Scruffy goodenia

Scientific classification
- Kingdom: Plantae
- Clade: Tracheophytes
- Clade: Angiosperms
- Clade: Eudicots
- Clade: Asterids
- Order: Asterales
- Family: Goodeniaceae
- Genus: Goodenia
- Species: G. lancifolia
- Binomial name: Goodenia lancifolia L.W.Sage & Cranfield

= Goodenia lancifolia =

- Genus: Goodenia
- Species: lancifolia
- Authority: L.W.Sage & Cranfield

Species of plant

Goodenia lancifolia, commonly known as scruffy goodenia, is a species of flowering plant in the family Goodeniaceae and is endemic to the far south-west corner of Western Australia. It is a perennial herb with linear to narrow egg-shaped at the base and stem-clasping, lance-shaped to egg-shaped stem-leaves and blue flowers with a white centre.

==Description==
Goodenia lancifolia is a hairy perennial herb that typically grows to a height of 20–40 cm. The leaves at the base of the plant are linear to narrow egg-shaped with the narrower end towards the base, 14–65 mm long and 1–4 mm wide. The stem-leaves are more or less stem-clasping, lance-shaped to egg-shaped, 14–65 mm long and 1–4 mm wide, sometimes with toothed or lobed edges.
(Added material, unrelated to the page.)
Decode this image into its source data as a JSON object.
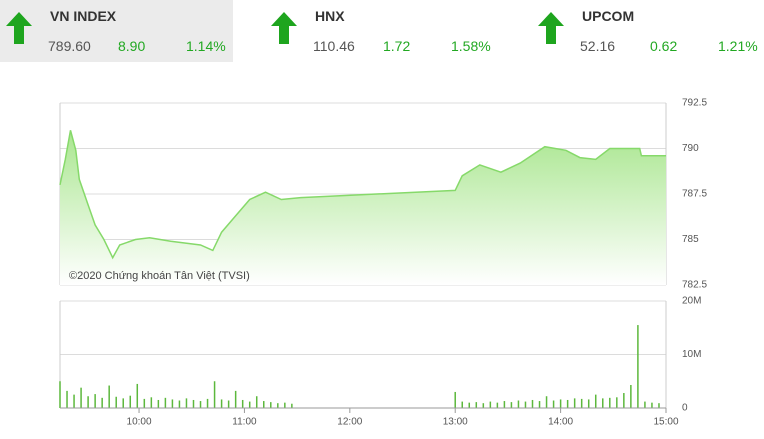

The flowers are arranged in a raceme up to 250 mm long, on peduncles 3–32 mm long, each flower on a hairy pedicel up to 8 mm long. The sepals are narrow egg-shaped, 2.4–3.7 mm long and about 0.8 mm wide and the corolla is blue with a white centre, 6–12 mm long. The lower lobes of the corolla are 3.5–5.9 mm long with wings 1–2 mm wide. Flowering mostly occurs in January and the fruit is an elliptic to oval capsule.

==Taxonomy and naming==
Goodenia lancifolia was first formally described in 2000 by Leigh William Sage and Raymond Jeffrey Cranfield in the journal Nuytsia from specimens collected near Pemberton in 2000. The specific epithet (lancifolia) means "lance-leaved".

==Distribution and habitat==
This goodenia grows in winter-wet swamps and on the edge of lakes in the far south-west of south-western Western Australia.

==Conservation status==
Goodenia lancifolia is classified as "not threatened" by the Government of Western Australia Department of Parks and Wildlife.